Наталья почувствовала, как горячая до слез кровь плеснулась ей в лицо. Она склонила над чулком голову, исподлобья глянула на баб и, видя, что на нее все смотрят, сознавая, что краски стыда не скрыть от них, намеренно, но неловко, так, что это заметили все, уронила с колен клубок и нагнулась, шаря пальцами по холодному полу.
— Наплюй на него, бабонька. Была б шея, а ярмо будет, — с нескрываемым сожалением посоветовала одна.
Деланое оживление Натальи потухло искрой на ветру. Бабы перекинулись в разговоре на последние сплетни, на пересуды. Наталья вязала молча. С трудом высидев до конца, она ушла, унося в душе неоформленное решение. Стыд за свое неопределенное положение (она все не верила, что Григорий ушел навсегда, и, прощая, ждала его) толкнул ее на следующий поступок: решила послать тайком от домашних в Ягодное к Григорию, чтобы узнать, совсем ли ушел он и не одумался ли. Пришла она от Пелагеи поздно. В горенке сидел дед Гришака, читал затрепанное, закапанное воском, в кожаном переплете евангелие. Мирон Григорьевич в кухне довязывал крыло к вентерю, слушал рассказ Михея о каком-то давнишнем убийстве. Мать Натальи, уложив детей, спала на печке, уставив в дверь черные подошвы ног. Наталья разделась, бесцельно прошлась по комнатам. В зале, в углу, отгороженном доскою, — ворох оставленного на посев конопляного семени и мышиный писк.
Она на минуту задержалась в дедовой горнице. Постояла возле угольного столика, тупо глядя на стопку церковных книг, сложенных под образами.
— Дедуня, у тебя бумага есть?
— Какая бумага? — Дед поверх очков собрал густую связку морщин.
— На какой пишут.
Дед Гришака порылся в псалтыре и вынул смятый, провонявший затхлым канунным медом и ладаном лист.
— А карандаш?
— У отца спроси. Иди, касатка, не мешайся.
Карандашный огрызок добыла Наталья у отца.
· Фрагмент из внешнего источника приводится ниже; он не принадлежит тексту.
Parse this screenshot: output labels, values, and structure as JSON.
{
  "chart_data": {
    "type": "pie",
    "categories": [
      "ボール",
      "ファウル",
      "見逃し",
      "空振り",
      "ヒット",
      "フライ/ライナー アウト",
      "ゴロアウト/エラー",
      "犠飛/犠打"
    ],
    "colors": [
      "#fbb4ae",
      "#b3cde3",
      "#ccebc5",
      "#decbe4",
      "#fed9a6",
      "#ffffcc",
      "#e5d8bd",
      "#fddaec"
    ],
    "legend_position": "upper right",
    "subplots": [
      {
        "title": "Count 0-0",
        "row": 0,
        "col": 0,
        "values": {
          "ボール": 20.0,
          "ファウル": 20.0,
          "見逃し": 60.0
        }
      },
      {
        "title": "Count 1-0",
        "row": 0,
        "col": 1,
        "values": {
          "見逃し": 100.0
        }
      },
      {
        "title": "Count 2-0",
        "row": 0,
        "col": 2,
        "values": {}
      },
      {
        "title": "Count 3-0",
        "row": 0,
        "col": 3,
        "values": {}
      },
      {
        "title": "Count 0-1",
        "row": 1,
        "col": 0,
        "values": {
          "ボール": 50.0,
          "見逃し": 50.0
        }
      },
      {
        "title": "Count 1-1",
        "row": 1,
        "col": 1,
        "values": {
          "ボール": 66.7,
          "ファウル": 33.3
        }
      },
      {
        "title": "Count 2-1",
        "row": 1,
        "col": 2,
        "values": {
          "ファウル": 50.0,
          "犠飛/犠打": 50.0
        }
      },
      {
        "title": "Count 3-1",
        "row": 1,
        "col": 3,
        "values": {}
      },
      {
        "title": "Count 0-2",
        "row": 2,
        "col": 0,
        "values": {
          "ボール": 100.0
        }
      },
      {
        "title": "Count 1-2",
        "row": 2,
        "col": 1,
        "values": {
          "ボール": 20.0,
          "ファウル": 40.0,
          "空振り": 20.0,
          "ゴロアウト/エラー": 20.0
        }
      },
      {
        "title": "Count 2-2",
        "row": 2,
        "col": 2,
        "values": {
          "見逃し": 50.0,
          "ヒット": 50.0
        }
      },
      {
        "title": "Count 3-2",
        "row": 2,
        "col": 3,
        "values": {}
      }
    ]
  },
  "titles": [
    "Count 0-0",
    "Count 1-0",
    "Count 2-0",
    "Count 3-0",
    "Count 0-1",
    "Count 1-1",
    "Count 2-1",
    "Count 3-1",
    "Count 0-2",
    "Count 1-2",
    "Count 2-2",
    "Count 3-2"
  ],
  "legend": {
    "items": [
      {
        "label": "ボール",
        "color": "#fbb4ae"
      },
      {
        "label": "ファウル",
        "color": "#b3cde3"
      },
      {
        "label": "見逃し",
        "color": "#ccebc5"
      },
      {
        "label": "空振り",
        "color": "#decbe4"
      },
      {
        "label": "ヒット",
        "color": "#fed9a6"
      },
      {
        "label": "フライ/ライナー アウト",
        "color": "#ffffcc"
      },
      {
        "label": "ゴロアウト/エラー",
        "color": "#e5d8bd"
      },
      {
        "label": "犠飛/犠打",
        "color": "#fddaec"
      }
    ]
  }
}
Села за стол, мучительно передумывая давно продуманное, вызывавшее на сердце тупую ноющую боль.
Утром она, посулив Гетьку водки, снарядила его в Ягодное с письмом:
«Григорий Пантелевич!
Пропиши мне, как мне жить, и навовсе или нет потерянная моя жизня? Ты ушел из дому и не сказал мне ни одного словца. Я тебя ничем не оскорбила, и я ждала, что ты мне развяжешь руки и скажешь, что ты ушел навовсе, а ты отроился от хутора и молчишь, как мертвый.
Думала, сгоряча ты ушел, и ждала, что возвернешься, но я разлучать вас не хочу. Пущай лучше одна я в землю затоптанная, чем двое. Пожалей напоследок и пропиши. Узнаю — буду одно думать, а то я стою посередь дороги.
Ты, Гриша, не серчай на меня, ради Христа. Наталья».
Хмурый, в предчувствии близкого запоя, Гетько увел на гумно лошадь; украдкой от Мирона Григорьевича обротав ее, поскакал охлюпкой. Сидел он на лошади присущей неказакам неловкой посадкой, болтал на рыси рваными локтями и, провожаемый назойливыми криками игравших на проулке казачат, ехал шибкой рысью.
— Хохол!.. Хохол!..
— Хохол-мазница!
— Упадешь!..
— Кобель на плетне!.. — вслед ему кричали ребятишки.
Вернулся с ответом он к вечеру. Привез синий клочок оберточной сахарной бумаги; вынимая его из-за пазухи, подмигнул Наталье.
— Дорога невозможна, моя донюшка! Така тряска, шо Гетько уси пэчонки поотбывав!
Наталья прочла и посерела. В четыре приема вошло в сердце зубчато-острое…
Четыре расплывшихся слова на бумажке: «Живи одна. Мелехов Григорий».
Торопясь, словно не надеясь на свои силы, она ушла со двора, легла на кровать. Лукинична на ночь затапливала печь, чтоб пораньше отстряпаться и ко времени выпечь куличи.
— Наташка, иди, пособи мне! — звала она дочь.
— Голова болит, маманя. Я чудок полежу.
Лукинична высунулась в дверь:
— Ты бы рассольцу. А? Доразу очуне́ешься.
Наталья сухим языком коснулась холодных губ, промолчала.
До вечера лежала она, с головой укрывшись теплым пуховым платком. Легкий озноб сотрясал ее согнутое калачиком тело. Мирон Григорьевич с дедом Гришакой уже собрались идти в церковь, когда она встала и вышла на кухню.